The following tip is from the excellent book, “Climbing Self Rescue” by Andy Tyson and Molly Loomis.

If you know you will be descending two single strand ropes tied together prior to loading the line, here is a useful variation.  (This technique will not work as described with double ropes; it can only be implemented on a fixed single-strand line.)

1) When tying the two ropes together, leave an extra foot of tail on the side exiting closest to the ground. Tie a figure 8 on a bight (or overhand on a bight) in that tail.

2) When you arrive at the knot you need to pass, simply clip into the knot tied on the tail with some sort of tether. This becomes your primary attachment to the rope.

3) Move your rappel device around the knot, reattach it below the knot, unclip your tether, and continue with your rappel.

Notes:
- The last person to rap should untie the figure 8 loop, to prevent possible snagging when the rope is pulled.

- This technique is easier on lower angle terrain where you have some sort of a foothold you can use while you are passing the knot. 

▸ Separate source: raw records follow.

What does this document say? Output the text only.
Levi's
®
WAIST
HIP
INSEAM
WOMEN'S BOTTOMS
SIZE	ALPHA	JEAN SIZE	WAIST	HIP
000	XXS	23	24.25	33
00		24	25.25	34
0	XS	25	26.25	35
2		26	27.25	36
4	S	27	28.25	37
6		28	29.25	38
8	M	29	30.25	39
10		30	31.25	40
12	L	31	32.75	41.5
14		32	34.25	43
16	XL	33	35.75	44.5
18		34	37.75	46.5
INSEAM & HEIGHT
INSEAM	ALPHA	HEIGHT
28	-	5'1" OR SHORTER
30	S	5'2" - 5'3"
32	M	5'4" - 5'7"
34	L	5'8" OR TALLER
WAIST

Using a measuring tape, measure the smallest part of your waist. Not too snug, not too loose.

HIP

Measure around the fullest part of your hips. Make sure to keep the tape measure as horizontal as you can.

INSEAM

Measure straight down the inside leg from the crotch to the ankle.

Why, you might ask, would I ever rappel two fixed single-strand ropes with a knot in the middle? 
If your climbing team has a long section of steep but down-climbable terrain (snow or rock) to descend, and you have two ropes, this can be the fastest way to get everyone down. Tie the ropes together in the manner described above, and fix one end of the rope to an anchor. Everyone but the last climber raps on the single strand and passes the knot.  The last climber (maybe the most skilled) unties the rope, tosses it, and downclimbs.

Or, if it’s a rescue situation and/or you simply need to get off the terrain as quickly as possible, even the last person can rappel and you simply leave your rope behind. (Obviously not preferred, but perhaps occasionally necessary.)